Mataku melebar menatap sosok pria berbadan gempal yang berjalan perlahan mendekatiku. Aku menoleh ke samping, Kakek Sam tidak berada di sampingku. Sebenarnya, sejak bangun tidur aku memang belum melihat kakek Sam di manapun. Hanya ada seorang wanita baya yang katanya bekerja untuk merawatku dan cucu kakek.
"Non...." Pria itu mengerutkan kening melihat aku yang berjalan mundur perlahan, ketakutan.
Aku menggeleng cepat, nafasku memburu. Sebelum pria itu sempat menyentuhku, aku berlari masuk ke dalam rumah, berharap Kakek Sam segera muncul dan menyelamatkan aku.
Berlari menaiki tangga lantai dua, samar-samar aku dapat mendengar suara kakek Sam di sebuah ruangan. Aku berjalan mendekat, sesekali menoleh ke belakang untuk memastikan pria tadi tidak mengikutiku. Untungnya, tidak ada siapa pun di belakangku.
Aku berjalan perlahan mendekati arah suara. Di sebalik pintu berwarna coklat gelap, kakek Sam terdengar sedang berbicara dengan seseorang. Aku membuka pintu yang tidak tertutup sempurna.
Hendak melangkah masuk, langkah kakiku tertahan oleh dua laki-laki dengan wajah berewokan yang duduk di samping kakek. Mereka terlihat sangat mengerikan.
"Ulangi sekali lagi. Sisir pelan-pelan supaya bisa melihat siapa pelaku penembakan itu." Kakek Sam berbicara dengan suara rendah, di hadapan ketiganya terpampang layar lebar seukuran dua televisi dijadikan satu. Gambar yang bergerak cepat di dalamnya berwarna hitam putih.
Aku membeku di tempat saat gambar itu berhenti pada sosok laki-laki tinggi, kurus, mengenakan kemeja dengan kamera di leher. Ayah. Meski gambar itu berwarna hitam putih, tetapi sangat jelas dan aku bisa langsung kengenali sosok ayah.

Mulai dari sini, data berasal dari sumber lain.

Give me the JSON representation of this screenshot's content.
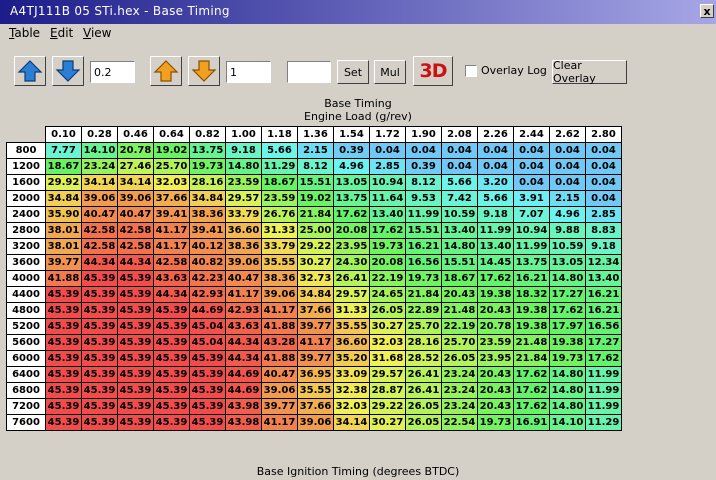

Ingin menghambur masuk, tetapi lagi-lagi penampilan dua laki-laki berewok itu menahan kakiku tetap di tempatnya. Dari balik pintu, aku berdiri diam mengamati gambar ayah. Ayah sedang bekerja entah di mana.

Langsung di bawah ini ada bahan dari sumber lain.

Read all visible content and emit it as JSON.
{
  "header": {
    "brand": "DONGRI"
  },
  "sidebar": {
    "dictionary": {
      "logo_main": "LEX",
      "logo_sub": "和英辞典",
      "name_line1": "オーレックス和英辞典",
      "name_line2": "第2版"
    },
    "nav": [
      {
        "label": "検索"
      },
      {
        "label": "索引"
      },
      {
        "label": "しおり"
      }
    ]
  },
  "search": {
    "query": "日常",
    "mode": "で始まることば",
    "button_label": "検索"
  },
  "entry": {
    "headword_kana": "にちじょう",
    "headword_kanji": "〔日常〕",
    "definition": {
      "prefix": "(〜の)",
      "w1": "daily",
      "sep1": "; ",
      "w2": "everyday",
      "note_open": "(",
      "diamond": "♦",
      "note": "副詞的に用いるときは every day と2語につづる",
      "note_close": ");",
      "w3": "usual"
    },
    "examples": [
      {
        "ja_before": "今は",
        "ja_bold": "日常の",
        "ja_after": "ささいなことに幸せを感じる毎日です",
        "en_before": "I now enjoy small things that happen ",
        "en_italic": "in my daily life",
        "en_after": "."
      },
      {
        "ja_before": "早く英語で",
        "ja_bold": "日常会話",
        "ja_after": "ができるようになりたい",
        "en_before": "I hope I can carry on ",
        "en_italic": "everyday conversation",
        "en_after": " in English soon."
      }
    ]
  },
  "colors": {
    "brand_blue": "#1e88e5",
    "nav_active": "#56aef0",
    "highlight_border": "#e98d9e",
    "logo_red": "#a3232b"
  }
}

Ayah terlihat berlari-lari kecil, sesekali tangannya mengangkat kamera dan menempelkannya di depan wajah. Bukan hanya ayah yang tengah berlarian, tetapi banyak. Sangat banyak. Itu mengingatkanku pada kejadian dimana orang-orang mendatangi toko kami dan menyiksa ibu.
Ayah berlarian diantara orang-orang. Tiba-tiba terdengar seruan jelas, "gas air mata, gas air mata." Sebelum di susul suara tembakan dor! dor! dor!

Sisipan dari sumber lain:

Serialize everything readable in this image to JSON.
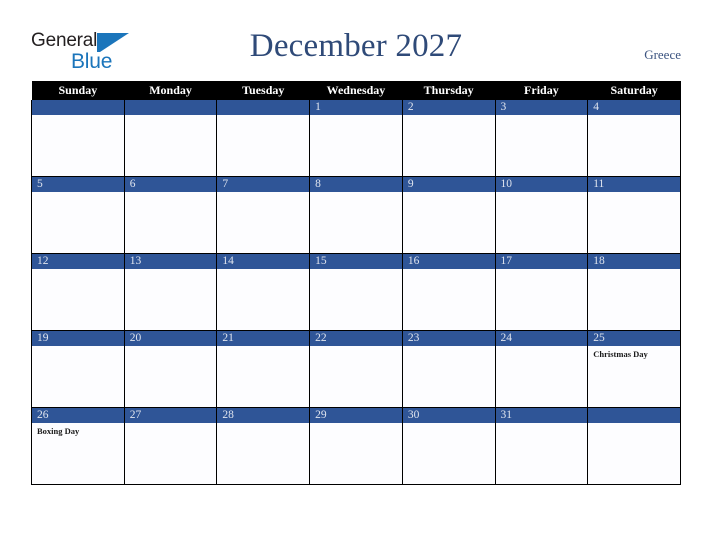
{
  "brand": {
    "name_top": "General",
    "name_bottom": "Blue",
    "triangle_icon": "triangle-icon",
    "color_dark": "#231f20",
    "color_blue": "#1b75bb"
  },
  "header": {
    "title": "December 2027",
    "region": "Greece",
    "title_color": "#2f4a78"
  },
  "calendar": {
    "month": "December",
    "year": "2027",
    "weekday_headers": [
      "Sunday",
      "Monday",
      "Tuesday",
      "Wednesday",
      "Thursday",
      "Friday",
      "Saturday"
    ],
    "header_bg": "#000000",
    "header_fg": "#ffffff",
    "date_band_bg": "#2f5597",
    "date_band_fg": "#dfe4ee",
    "cell_bg": "#fdfdff",
    "grid_line": "#000000",
    "weeks": [
      [
        {
          "date": "",
          "holiday": ""
        },
        {
          "date": "",
          "holiday": ""
        },
        {
          "date": "",
          "holiday": ""
        },
        {
          "date": "1",
          "holiday": ""
        },
        {
          "date": "2",
          "holiday": ""
        },
        {
          "date": "3",
          "holiday": ""
        },
        {
          "date": "4",
          "holiday": ""
        }
      ],
      [
        {
          "date": "5",
          "holiday": ""
        },
        {
          "date": "6",
          "holiday": ""
        },
        {
          "date": "7",
          "holiday": ""
        },
        {
          "date": "8",
          "holiday": ""
        },
        {
          "date": "9",
          "holiday": ""
        },
        {
          "date": "10",
          "holiday": ""
        },
        {
          "date": "11",
          "holiday": ""
        }
      ],
      [
        {
          "date": "12",
          "holiday": ""
        },
        {
          "date": "13",
          "holiday": ""
        },
        {
          "date": "14",
          "holiday": ""
        },
        {
          "date": "15",
          "holiday": ""
        },
        {
          "date": "16",
          "holiday": ""
        },
        {
          "date": "17",
          "holiday": ""
        },
        {
          "date": "18",
          "holiday": ""
        }
      ],
      [
        {
          "date": "19",
          "holiday": ""
        },
        {
          "date": "20",
          "holiday": ""
        },
        {
          "date": "21",
          "holiday": ""
        },
        {
          "date": "22",
          "holiday": ""
        },
        {
          "date": "23",
          "holiday": ""
        },
        {
          "date": "24",
          "holiday": ""
        },
        {
          "date": "25",
          "holiday": "Christmas Day"
        }
      ],
      [
        {
          "date": "26",
          "holiday": "Boxing Day"
        },
        {
          "date": "27",
          "holiday": ""
        },
        {
          "date": "28",
          "holiday": ""
        },
        {
          "date": "29",
          "holiday": ""
        },
        {
          "date": "30",
          "holiday": ""
        },
        {
          "date": "31",
          "holiday": ""
        },
        {
          "date": "",
          "holiday": ""
        }
      ]
    ]
  }
}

Aku menahan nafas tegang. Menyaksikan video ayah secara langsung, seolah aku sedang menonton film laga peperangan. Meskipun gambarnya hitam dan putih, tetapi aku bisa mengenali seragam orang-orang yang berada di balik besi pelindung itu. Polisi dan tentara.
Kejar-kejaran. Gambar bergoyang tak beraturan, menandakan si pemegang kamera sedang berlari. Ayah menerobos gerbang tinggi, lalu berlarian diantara orang-orang yang panik. Suaranya... jangan di tanya. Aku sama sekali tidak dapat mendengar apa yang sedang mereka teriakkan.
"Sebentar lagi. Pelankan gerakannya dan sisir sekitarnya." Kakek Sam memerintah.